Amendment 71 would devolve to the Assembly competence to legislate for how infrastructure funding should be collected in relation to development. This is currently accomplished through the community infrastructure levy, which applies across England and Wales, and the mechanisms we use to raise funding for infrastructure to support development are undoubtedly important. I appreciate the points made by the noble Baroness and I am aware of the issues raised on the matter in the other place. In addition, the Welsh Government have argued persuasively in discussions with the UK Government that the community infrastructure levy should be devolved. I can therefore confirm that, as the Secretary of State announced on 31 October, we are content to devolve competence over the levy to the Assembly and I expect to table a government amendment on Report to achieve this. I hope that that is reassuring to noble Lords.

The noble Baroness, Lady Morgan, made some interesting points, when speaking to Amendment 72, about why she believes that the compulsory purchase law in its entirety should come within the legislative competence of the National Assembly and not be reserved to the United Kingdom Parliament. The debate has highlighted the lack of clarity that exists in the current devolution settlement. As compulsory purchase is a so-called “silent subject”, the United Kingdom Government and the Welsh Government have formed different views on the extent of the Assembly’s legislative competence in this area.

This reservation has been the subject of detailed and productive discussions between the United Kingdom Government and the Welsh Government.

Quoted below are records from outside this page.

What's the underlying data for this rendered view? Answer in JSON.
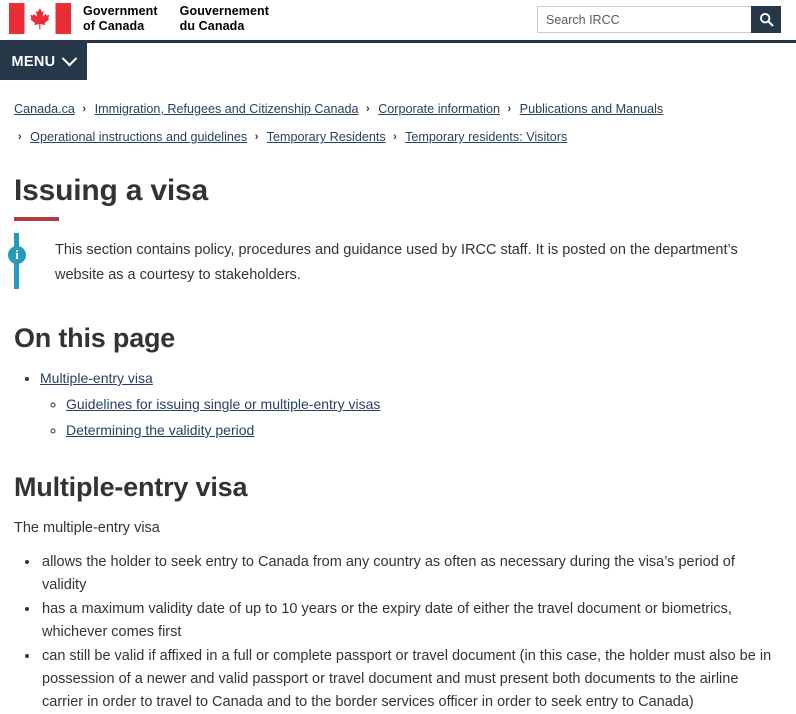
{
  "header": {
    "flag_alt": "canada-flag",
    "wordmark_en_line1": "Government",
    "wordmark_en_line2": "of Canada",
    "wordmark_fr_line1": "Gouvernement",
    "wordmark_fr_line2": "du Canada",
    "search_placeholder": "Search IRCC",
    "search_value": "",
    "search_button_icon": "search-icon"
  },
  "menu": {
    "label": "MENU",
    "chevron_icon": "chevron-down-icon"
  },
  "breadcrumb": {
    "separator": "›",
    "row1": [
      "Canada.ca",
      "Immigration, Refugees and Citizenship Canada",
      "Corporate information",
      "Publications and Manuals"
    ],
    "row2": [
      "Operational instructions and guidelines",
      "Temporary Residents",
      "Temporary residents: Visitors"
    ]
  },
  "page": {
    "title": "Issuing a visa",
    "callout": {
      "icon": "info-icon",
      "text": "This section contains policy, procedures and guidance used by IRCC staff. It is posted on the department’s website as a courtesy to stakeholders."
    },
    "on_this_page": {
      "heading": "On this page",
      "items": [
        {
          "label": "Multiple-entry visa",
          "children": [
            "Guidelines for issuing single or multiple-entry visas",
            "Determining the validity period"
          ]
        }
      ]
    },
    "section": {
      "heading": "Multiple-entry visa",
      "lead": "The multiple-entry visa",
      "bullets": [
        "allows the holder to seek entry to Canada from any country as often as necessary during the visa’s period of validity",
        "has a maximum validity date of up to 10 years or the expiry date of either the travel document or biometrics, whichever comes first",
        "can still be valid if affixed in a full or complete passport or travel document (in this case, the holder must also be in possession of a newer and valid passport or travel document and must present both documents to the airline carrier in order to travel to Canada and to the border services officer in order to seek entry to Canada)"
      ]
    }
  },
  "colors": {
    "navy": "#26374A",
    "red": "#AF3C43",
    "link": "#284162",
    "info_teal": "#269abc",
    "text": "#333333"
  }
}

The United Kingdom Government consider that legislating on the general rules and framework of the compulsory purchase system, such as the compensation regime in the Land Compensation Acts, falls outside the Assembly’s current legislative competence. However, we accept there are arguments that the Assembly could confer or modify powers in legislation for bodies to acquire land by compulsion for devolved subjects. These would include powers for local authorities to acquire land for housing, planning or education purposes, among others.

I assure the noble Baroness that discussions between the two Governments on this reservation are at an advanced stage and appear to be going well. Discussions are fruitful. I would therefore like to reflect further on her points as the Government conclude their consideration of the extent of this reservation.

Amendment 73, also tabled by the noble Baroness, Lady Morgan, seeks to remove the reservation concerning building standards and building regulations. The noble Lord, Lord Howarth, also spoke with effect on this. Before responding to the amendment, I note that, through earlier transfer of functions orders and Clause 47 of the Bill, Welsh Ministers will have powers to make building regulations in respect of almost all buildings in Wales. There will now be parity in England and Wales as to buildings for which building regulations may be made by the Secretary of State and Welsh Ministers respectively. As drafted, the noble Baroness’s amendment goes considerably wider than this to devolve competence to the Assembly over building standards. I am aware that this devolution is being sought by the Welsh Government. There are some genuinely difficult issues here in terms of organisations currently exempted from the application of building standards in England and Wales. I am none the less happy to reflect on this further, with a view to returning to it on Report.

I hope I have been able to provide reassurance to the noble Baroness and I ask her not to press her amendments.